In 2001, Mr. Taylor made another plea for the lifting of the arms embargo when he wrote a letter to the UN giving them the “list of weapons we wanted for self defense purposes and told them to send observers to monitor the use of the said weapons.” The UN, Mr. Taylor said, refused his appeal at a time when insurgents were attacking his government with support from Guinea.
As a condition to lift sanctions, Mr. Taylor said that the UN asked him to address the following concerns:
1. Expel all RUF members from Liberia
2. Stop all military and financial support for the RUF
3. Stop the importation of diamonds from Sierra Leone
4. Freeze all RUF assets in Liberia
5. Ground all Liberian aircraft
To address these issues, Mr.
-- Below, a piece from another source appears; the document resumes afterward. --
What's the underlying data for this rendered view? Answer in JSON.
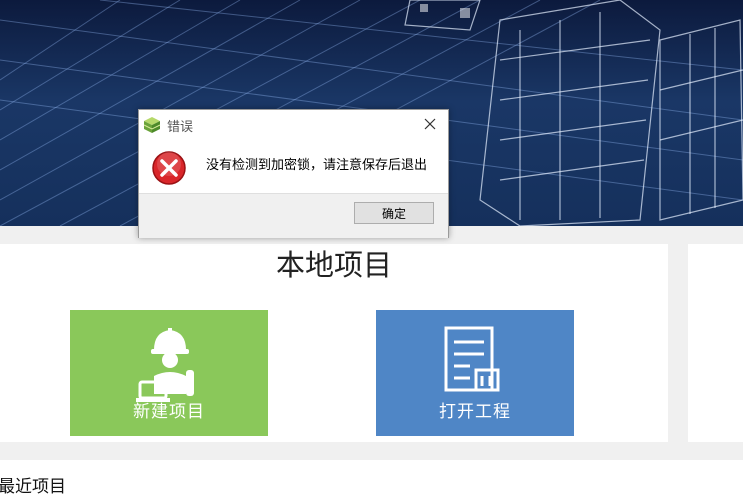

Taylor said that he gave a 72-hour ultimatum to all RUF personnel to leave Liberia. Mr. Taylor said that even RUF commander Sam Bockarie, who had relocated to Liberia with the approval of the international communit,y had to leave for the Ivory Coast with a handful of his followers. The bulk of the followers that Sam Bockarie took with him to Liberia when he left Sierra Leone in 1999 had to stay in Liberia because they had now become Liberian citizens and were part of Mr. Taylor’s Anti Terrorist Unit (ATU). He said he therefore saw no need to ask them out of the country. Mr. Taylor said that Sam Bockarie had become a “center of allegations and was bringing harm to the Liberian republic” and so he had no option but to ask him to get out of the country.
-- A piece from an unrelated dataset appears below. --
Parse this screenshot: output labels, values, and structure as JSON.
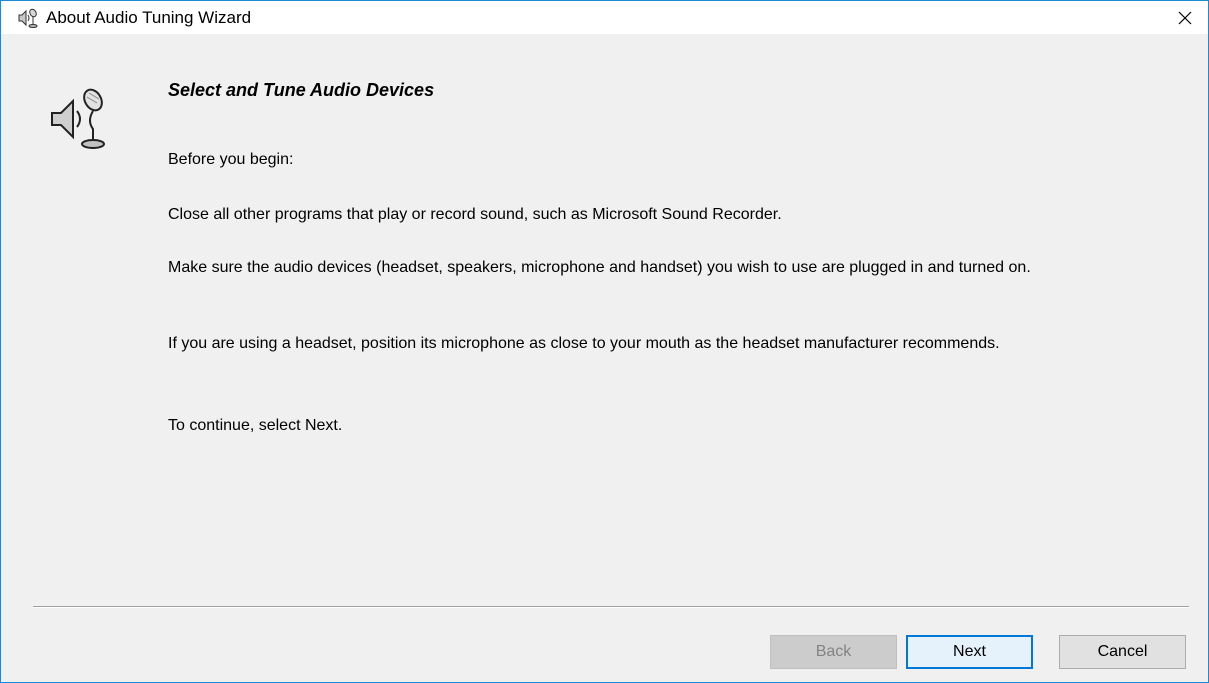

On the other conditions raised by the UN, including stopping all support for the RUF, Mr. Taylor said there was no need to respond, as he had not been providing any support for the RUF. He said that he took steps to stop the importation of diamonds from Sierra Leone and even asked for international support to monitor the Sierra Leone-Liberia border but he did not receive any such support. Mr. Taylor also said he took steps to check if RUF members had any assets in Liberia which needed to be frozen but he found none. Mr. Taylor said he further grounded all aircraft that was registered in Liberia.
Mr. Taylor also told the judges that Ambassador Greenstock accused him of setting up a meeting in January 2001 in Ivory Coast between the RUF and an international businessman Lionel Menning. Mr Taylor denied this allegation, saying that “Liberia was not involved in setting up this so called meeting.” He said that at the time of this “so called meeting,” Lionel Menning was in custody in Italy. “There was no such meeting,” he said.
Mr. Taylor is responding to allegations that he had control over RUF rebels in Sierra Leone and that in return for diamonds, he provided arms and ammunition for the rebels which they used to cause mayhem on the people of Sierra Leone. He is presently testifying as a witness in his own defense.
Mr. Taylor’s testimony continues on Monday.